Later, a June 2011 email cited by the DOJ joked about a man seeking "welfare" for his dogs because they are "mixed in color, unemployed, lazy, can't speak English and have no frigging clue who their Daddies are." In October of that year, an email "included a photo of a bare-chested group of dancing women, apparently in Africa, with the caption 'Michelle Obama's High School Reunion,'" the DOJ said.

And these emails came from the top of the department, according to the DOJ.

The DOJ's report includes recommendations for fixing the department. They focus on policing and court policies "so that they are based on public safety instead of revenue." The DOJ calls for improved training and oversight and reduction of racial bias. In addition, the DOJ is demanding that Ferguson end its "overreliance on arrest warrants as a means of collecting fines."

The DOJ said it will work with Ferguson officials and community members to reform the police department and court.

A spokesman for Ferguson told Newsweek that officials will hold a press conference and release a statement on the report later today.

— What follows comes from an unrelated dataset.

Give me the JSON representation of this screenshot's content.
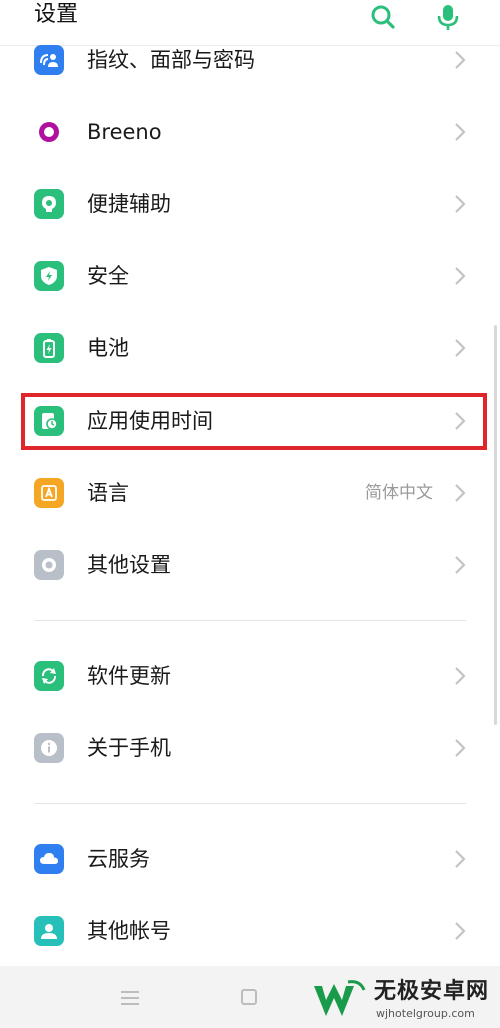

The DOJ's findings coincide with independent investigations of Ferguson's criminal justice system. ArchCity Defenders, a legal aid practice representing poor defendants, released a paper August 14 that found similar disparities between Ferguson's treatment of whites and minorities. The paper said that much of the racial tension in Ferguson stemmed from traffic-ticketing practices.

African-Americans weren't just taking to the streets because they'd experienced the "driving while black" phenomenon. Clients of ArchCity complained that traffic prosecution propelled them into poverty—because they couldn't pay tickets, they wound up in jail, prompting job and housing losses. In February, ArchCity and Equal Justice Under Law filed two federal class-action lawsuits against Ferguson and nearby Jennings, claiming these practices constituted illegal, modern-day debtors' prisons.

"What we're seeing here is small towns using their police and courts to generate revenue through fines and fees,"ArchCity's executive director, Thomas B. Harvey, said in a statement.

Before the ArchCity report, St. Louis County Police Sergeant Daniel O'Neil filed a lawsuit against the county, alleging racial bias in policing practices and retribution for whistle-blowing.

"This system makes people poor and keeps people poor, and it mostly impacts the communities of color," Harvey said.